Internal Market and Services Commissioner Michel Barnier said: "Market abuse is not a victimless offence. By distorting market prices, insider dealing and market manipulation undermine investor confidence and market integrity. By extending and reinforcing our legislative framework, as well as toughening up the powers and sanctions available to regulators, today's proposals will equip them with the tools to keep markets clean and transparent."
Today's proposal seeks to adapt EU rules to the new market reality, notably by extending their scope to financial instruments only traded on new platforms and over the counter (OTC), currently not covered by EU legislation, and adapting rules to new technology. The proposal clarifies that market abuse occurring across both commodity and related derivative markets is prohibited, and reinforces cooperation between financial and commodity regulators. The proposal includes a number of measures to ensure regulators have access to the information they need to detect and sanction market abuse. Since the sanctions currently available to regulators often lack a deterrent effect, the proposal introduces tougher and greater harmonisation of sanctions, including possible criminal sanctions which are the subject of a separate but complementary proposal (see also IP/11/1218). To address concerns that the costs of EU legislation represent a barrier to accessing financial markets which is too high for small and medium sized issuers, the proposal also tailors the rules for SME issuers in several respects.
Objectives of the review:
Keeping pace with market developments: The regulatory framework provided by the original Market Abuse Directive has been outpaced by the growth of new trading platforms, OTC trading and new technology such as high frequency trading (HFT). The proposal extends the scope of existing EU legislation to financial instruments only traded on multilateral trading facilities (MTFs), other organised trading facilities (OTFs) and OTC so that trading on all platforms and of all financial instruments which can impact them will now be covered by market abuse legislation. It also clarifies which HFT strategies constitute prohibited market manipulation, such as submitting orders without an intention to trade but to disrupt a trading system ("quote stuffing"). Commodity markets have become increasingly global and interconnected with derivative markets, leading to new possibilities for cross-border and cross-market abuse. The scope of the legislation is therefore extended to market abuse occurring across both commodity and related derivative markets.
Reinforcing regulators' investigative and sanctioning powers: The proposal extends the current reporting of suspicious transactions also to suspicious unexecuted orders and suspicious OTC transactions. It grants regulators the power to obtain telephone and data traffic records from telecoms operators or to access private documents or premises where a reasonable suspicion exists of insider dealing or market manipulation. A prior judicial warrant is also required for access to private premises. It also requires Member States to provide for the protection of whistleblowers and sets common rules where incentives are offered for reporting information about market abuse. Finally a new offence of "attempted market manipulation" is introduced to make it possible for regulators to impose a sanction in cases where someone tries to manipulate the market but does not succeed in actually trading.
Common principles are proposed, notably that fines should not be less than the profit made from market abuse where this can be determined, and the maximum fine should not be less than two times any such profit.

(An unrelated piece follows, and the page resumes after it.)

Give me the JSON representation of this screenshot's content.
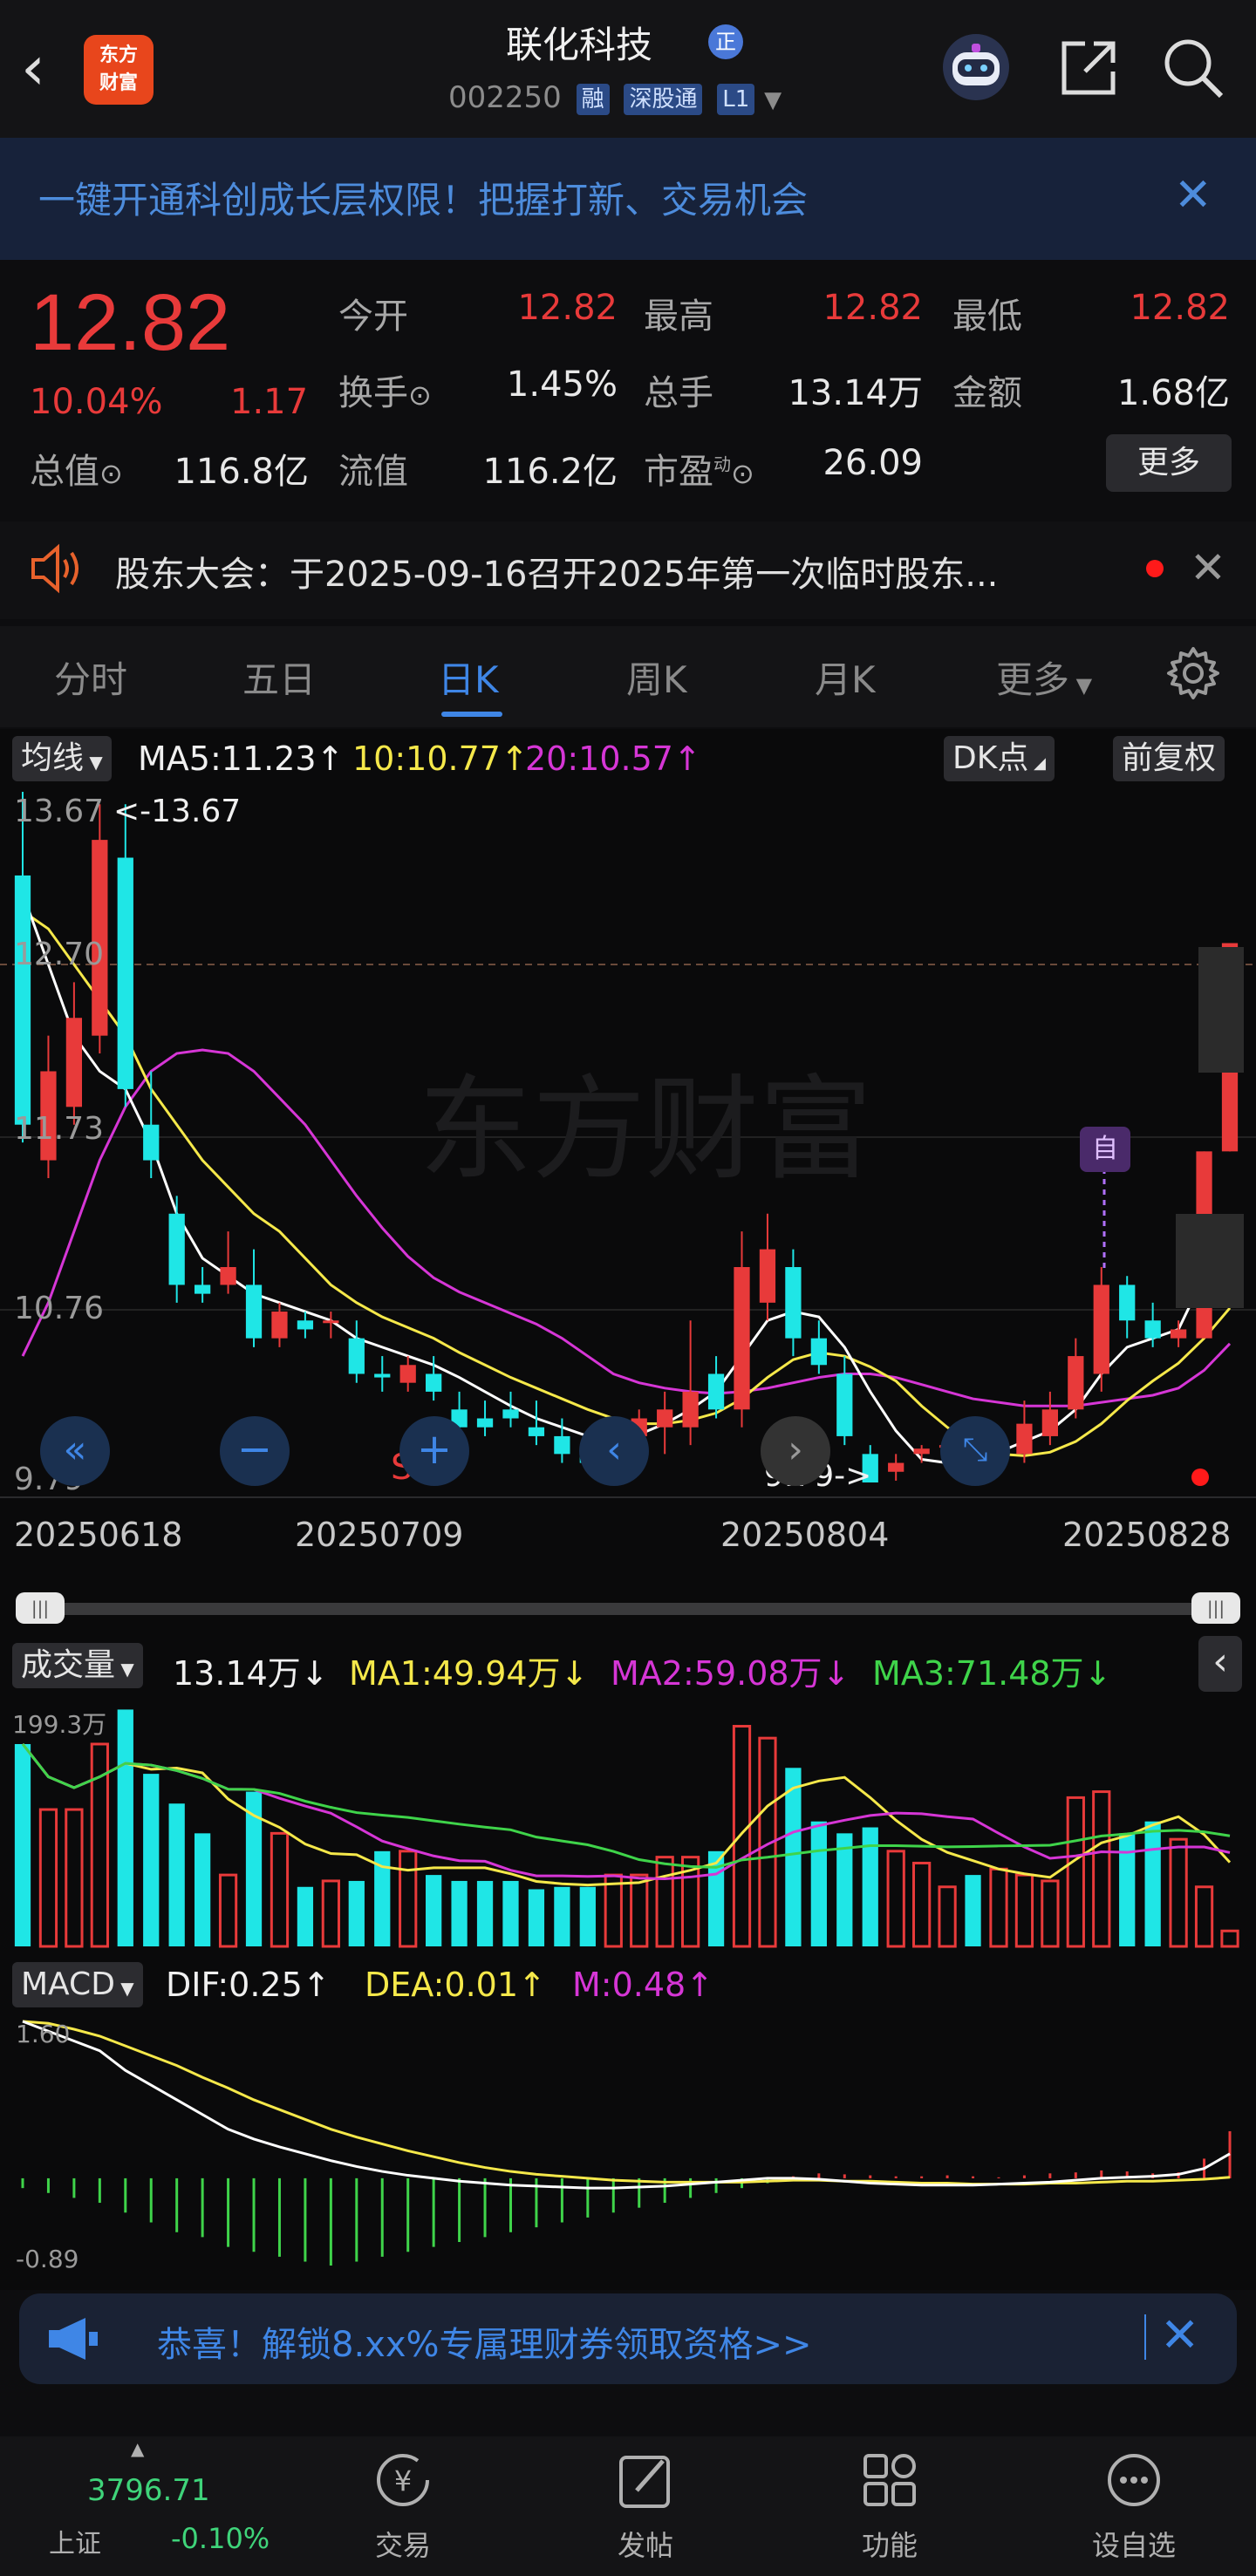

In parallel, a proposal for a Directive on criminal sanctions for market abuse requires Member States to introduce criminal sanctions for the offences of insider dealing and market manipulation where these are committed intentionally.
Reducing administrative burdens on SME issuers: The disclosure requirements for issuers on SME markets will be adapted to their needs, and issuers on such markets will be exempt from the requirement to draw up lists of insiders, unless the supervisor demands otherwise. The threshold for the reporting of managers' transactions will also be raised.
The proposal now passes to the European Parliament and the Council for negotiation and adoption. Once adopted the regulation would apply from 24 months after its entry into force.
On market abuse
Insider dealing consists of a person trading in financial instruments when in possession of price-sensitive inside information in relation to those instruments. Market manipulation occurs when a person artificially manipulates the prices of financial instruments through practices such as the spreading of false information or rumours and conducting trades in related instruments. Together these practices are known as market abuse.